Abstract

The purpose of automatic segmentation is to extract interesting regions and contours from a digital image. Today a very large number of segmentation algorithms are available, whose efficiency is usually domain-dependent, i.e., they operate to different degrees of accuracy according to the parameters used which are tuned to specific application domains. A method for result evaluation and error detection in automatic segmentation is proposed. A mathematical and a physical description of possible errors are presented, and an algorithm for error detection is implemented. Three types of segmentation errors are analyzed: undersegmentation errors, oversegmentation errors, and boundary errors. An undersegmentation error occurs when pixels belonging to different semantic objects are grouped into a single region. Such errors are the most dang erous because they can invalidate the whole segmentation process.

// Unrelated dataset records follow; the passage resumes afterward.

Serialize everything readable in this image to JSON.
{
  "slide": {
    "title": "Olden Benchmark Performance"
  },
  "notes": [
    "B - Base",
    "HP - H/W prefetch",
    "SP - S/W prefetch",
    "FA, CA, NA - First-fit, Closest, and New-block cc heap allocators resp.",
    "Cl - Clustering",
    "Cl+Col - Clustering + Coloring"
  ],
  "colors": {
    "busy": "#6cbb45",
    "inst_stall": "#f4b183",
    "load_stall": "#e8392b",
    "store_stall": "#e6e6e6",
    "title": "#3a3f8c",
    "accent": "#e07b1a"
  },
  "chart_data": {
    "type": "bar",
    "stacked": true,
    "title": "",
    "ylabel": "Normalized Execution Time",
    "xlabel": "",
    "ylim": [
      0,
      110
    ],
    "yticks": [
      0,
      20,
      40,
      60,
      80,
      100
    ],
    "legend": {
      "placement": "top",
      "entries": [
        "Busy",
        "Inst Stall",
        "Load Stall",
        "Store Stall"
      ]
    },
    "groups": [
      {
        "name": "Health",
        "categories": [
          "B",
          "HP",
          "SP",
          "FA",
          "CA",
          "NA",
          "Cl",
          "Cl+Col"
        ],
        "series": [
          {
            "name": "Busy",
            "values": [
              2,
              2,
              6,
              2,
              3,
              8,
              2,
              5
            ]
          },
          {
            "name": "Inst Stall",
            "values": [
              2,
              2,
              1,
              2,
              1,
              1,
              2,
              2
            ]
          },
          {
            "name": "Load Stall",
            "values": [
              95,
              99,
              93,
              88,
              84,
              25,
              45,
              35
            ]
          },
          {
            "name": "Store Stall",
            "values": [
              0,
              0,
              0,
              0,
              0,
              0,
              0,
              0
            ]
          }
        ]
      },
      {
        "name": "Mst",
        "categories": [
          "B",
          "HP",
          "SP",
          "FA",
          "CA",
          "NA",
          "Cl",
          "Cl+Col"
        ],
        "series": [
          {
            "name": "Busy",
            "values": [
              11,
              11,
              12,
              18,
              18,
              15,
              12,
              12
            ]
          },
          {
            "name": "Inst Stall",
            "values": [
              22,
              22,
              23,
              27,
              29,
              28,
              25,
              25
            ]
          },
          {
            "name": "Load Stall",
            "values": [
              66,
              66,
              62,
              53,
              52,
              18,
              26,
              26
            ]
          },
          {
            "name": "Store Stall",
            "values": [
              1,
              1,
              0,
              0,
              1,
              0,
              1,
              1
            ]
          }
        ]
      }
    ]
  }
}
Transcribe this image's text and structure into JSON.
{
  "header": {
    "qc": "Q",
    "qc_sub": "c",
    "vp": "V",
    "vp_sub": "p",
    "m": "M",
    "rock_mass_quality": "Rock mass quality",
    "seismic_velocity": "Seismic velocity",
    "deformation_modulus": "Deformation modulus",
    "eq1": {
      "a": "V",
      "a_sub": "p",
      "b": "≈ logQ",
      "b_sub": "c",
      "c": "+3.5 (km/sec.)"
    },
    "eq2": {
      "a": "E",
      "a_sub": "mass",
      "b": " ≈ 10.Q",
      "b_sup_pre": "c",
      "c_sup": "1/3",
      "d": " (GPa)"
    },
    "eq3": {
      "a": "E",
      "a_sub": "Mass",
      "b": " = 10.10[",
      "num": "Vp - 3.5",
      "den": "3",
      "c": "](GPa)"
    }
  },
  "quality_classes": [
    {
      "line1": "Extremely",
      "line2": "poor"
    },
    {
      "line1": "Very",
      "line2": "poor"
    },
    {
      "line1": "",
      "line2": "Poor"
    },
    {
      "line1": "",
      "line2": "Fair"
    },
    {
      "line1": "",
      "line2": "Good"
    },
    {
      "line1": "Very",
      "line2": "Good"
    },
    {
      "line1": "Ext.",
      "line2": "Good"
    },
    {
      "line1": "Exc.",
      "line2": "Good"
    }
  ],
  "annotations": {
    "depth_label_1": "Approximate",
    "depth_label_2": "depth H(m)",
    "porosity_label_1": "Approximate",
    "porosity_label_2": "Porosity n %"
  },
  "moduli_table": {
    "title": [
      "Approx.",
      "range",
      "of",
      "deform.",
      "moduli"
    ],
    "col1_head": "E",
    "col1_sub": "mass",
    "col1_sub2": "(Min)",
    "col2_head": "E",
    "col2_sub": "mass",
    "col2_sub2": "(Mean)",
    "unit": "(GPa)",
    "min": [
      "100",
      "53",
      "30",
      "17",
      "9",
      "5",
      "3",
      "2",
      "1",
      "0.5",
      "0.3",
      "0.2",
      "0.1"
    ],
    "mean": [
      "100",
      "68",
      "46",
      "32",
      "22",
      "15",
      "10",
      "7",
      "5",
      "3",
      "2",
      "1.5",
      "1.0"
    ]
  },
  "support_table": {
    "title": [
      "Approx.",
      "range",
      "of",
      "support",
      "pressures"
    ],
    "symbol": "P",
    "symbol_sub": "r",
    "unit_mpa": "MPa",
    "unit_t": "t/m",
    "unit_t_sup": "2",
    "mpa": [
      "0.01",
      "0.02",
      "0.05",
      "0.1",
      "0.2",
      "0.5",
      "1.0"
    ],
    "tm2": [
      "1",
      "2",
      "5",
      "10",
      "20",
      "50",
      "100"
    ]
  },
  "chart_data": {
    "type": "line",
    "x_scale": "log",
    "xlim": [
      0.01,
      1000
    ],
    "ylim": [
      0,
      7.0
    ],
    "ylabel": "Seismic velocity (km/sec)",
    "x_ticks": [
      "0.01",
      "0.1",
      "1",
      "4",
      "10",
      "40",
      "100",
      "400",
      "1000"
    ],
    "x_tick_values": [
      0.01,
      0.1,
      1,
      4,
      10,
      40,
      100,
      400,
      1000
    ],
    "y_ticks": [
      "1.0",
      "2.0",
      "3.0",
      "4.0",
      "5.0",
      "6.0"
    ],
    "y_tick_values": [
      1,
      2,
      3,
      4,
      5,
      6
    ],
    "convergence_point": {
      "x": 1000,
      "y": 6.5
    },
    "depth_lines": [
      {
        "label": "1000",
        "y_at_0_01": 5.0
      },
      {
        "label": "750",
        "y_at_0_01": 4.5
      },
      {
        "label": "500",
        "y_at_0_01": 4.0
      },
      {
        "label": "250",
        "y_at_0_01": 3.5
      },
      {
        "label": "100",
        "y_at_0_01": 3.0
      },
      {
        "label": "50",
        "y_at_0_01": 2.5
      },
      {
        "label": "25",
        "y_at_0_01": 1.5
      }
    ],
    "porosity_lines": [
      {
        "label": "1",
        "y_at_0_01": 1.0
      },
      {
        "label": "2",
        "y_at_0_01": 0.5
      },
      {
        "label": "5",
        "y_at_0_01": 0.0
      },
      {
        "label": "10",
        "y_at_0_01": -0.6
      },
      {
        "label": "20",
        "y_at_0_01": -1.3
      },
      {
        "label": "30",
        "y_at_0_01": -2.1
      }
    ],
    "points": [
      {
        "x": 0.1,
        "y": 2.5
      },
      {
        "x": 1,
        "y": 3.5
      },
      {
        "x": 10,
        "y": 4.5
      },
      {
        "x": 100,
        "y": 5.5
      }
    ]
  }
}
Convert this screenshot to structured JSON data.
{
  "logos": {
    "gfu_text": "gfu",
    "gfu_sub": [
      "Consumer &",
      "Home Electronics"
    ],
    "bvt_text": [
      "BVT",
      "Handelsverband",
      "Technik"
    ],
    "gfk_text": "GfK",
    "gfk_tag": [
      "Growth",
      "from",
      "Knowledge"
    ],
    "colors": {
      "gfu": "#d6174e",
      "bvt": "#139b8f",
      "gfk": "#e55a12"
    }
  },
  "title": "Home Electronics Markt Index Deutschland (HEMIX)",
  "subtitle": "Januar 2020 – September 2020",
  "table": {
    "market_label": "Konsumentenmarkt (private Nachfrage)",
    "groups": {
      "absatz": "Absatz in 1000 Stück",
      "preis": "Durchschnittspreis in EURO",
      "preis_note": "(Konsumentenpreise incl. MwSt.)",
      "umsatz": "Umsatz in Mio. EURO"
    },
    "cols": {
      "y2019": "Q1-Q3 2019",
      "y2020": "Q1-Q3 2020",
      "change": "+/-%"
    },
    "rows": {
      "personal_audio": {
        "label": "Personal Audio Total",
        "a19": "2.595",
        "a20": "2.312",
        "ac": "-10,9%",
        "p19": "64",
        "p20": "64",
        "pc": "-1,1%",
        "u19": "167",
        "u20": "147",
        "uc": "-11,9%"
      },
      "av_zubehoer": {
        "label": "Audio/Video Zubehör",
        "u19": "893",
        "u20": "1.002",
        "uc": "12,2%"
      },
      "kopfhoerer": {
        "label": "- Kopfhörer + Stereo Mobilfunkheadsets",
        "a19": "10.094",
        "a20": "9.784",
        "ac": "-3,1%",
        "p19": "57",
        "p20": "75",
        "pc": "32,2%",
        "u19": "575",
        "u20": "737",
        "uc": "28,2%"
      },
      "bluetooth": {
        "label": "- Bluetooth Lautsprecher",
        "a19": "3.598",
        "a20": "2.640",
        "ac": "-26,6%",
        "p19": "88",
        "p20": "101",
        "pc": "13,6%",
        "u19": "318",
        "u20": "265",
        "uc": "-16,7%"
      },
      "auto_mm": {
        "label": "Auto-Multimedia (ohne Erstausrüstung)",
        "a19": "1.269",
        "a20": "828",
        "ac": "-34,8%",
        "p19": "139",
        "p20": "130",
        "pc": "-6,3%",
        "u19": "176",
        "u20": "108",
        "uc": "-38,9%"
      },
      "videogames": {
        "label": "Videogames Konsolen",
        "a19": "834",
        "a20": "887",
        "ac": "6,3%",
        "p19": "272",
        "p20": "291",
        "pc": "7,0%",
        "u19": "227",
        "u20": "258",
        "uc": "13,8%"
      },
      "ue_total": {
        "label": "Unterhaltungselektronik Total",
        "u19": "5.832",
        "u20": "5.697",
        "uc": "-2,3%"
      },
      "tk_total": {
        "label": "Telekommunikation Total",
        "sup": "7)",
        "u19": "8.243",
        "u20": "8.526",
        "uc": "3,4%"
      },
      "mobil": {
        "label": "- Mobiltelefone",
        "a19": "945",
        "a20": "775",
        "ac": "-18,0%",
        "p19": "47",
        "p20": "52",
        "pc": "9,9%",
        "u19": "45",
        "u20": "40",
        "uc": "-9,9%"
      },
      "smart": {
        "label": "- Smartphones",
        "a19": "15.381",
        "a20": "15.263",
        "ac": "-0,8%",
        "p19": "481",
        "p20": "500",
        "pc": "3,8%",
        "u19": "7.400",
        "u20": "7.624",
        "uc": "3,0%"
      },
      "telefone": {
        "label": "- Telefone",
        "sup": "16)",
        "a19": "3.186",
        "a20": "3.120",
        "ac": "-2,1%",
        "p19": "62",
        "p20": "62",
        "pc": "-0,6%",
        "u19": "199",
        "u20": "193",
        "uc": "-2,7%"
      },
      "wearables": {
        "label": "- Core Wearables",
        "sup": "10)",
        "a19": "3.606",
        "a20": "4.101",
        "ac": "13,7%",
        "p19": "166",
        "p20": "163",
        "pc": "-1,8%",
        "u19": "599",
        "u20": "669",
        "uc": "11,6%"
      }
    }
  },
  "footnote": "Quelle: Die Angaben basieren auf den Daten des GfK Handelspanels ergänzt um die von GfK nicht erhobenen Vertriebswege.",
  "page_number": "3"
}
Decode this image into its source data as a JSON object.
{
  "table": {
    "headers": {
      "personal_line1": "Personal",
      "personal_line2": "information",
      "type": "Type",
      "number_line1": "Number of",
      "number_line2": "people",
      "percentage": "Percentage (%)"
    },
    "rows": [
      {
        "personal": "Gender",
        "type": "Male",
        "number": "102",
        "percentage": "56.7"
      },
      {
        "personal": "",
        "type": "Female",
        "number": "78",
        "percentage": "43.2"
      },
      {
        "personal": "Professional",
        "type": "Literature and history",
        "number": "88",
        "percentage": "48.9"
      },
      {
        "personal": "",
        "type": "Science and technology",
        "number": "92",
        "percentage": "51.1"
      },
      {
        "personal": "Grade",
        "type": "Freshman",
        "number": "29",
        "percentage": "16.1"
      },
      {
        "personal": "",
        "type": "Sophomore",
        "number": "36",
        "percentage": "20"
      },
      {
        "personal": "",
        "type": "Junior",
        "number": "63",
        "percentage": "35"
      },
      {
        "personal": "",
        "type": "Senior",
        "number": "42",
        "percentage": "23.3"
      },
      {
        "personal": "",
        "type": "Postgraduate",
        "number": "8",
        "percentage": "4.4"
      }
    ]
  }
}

The oversegmentation error, on the contrary, occurs when a single semantic object is subdivided by segmentation into several regions. Small oversegmentation errors may be acceptable in many applications (especially in the medical field), as they can easily be rectified by merging object parts. A boundary error consists in a discrepancy between the boundaries of a semantic object and those of the segmented one. In real images, all these errors may often be encountered at the same time. The system implemented permits one to detect each type of error, at the pixel level, by referring to a manually segmented image obtained by an expert. It produces a report on segmentation results, for both a whole image and single regions.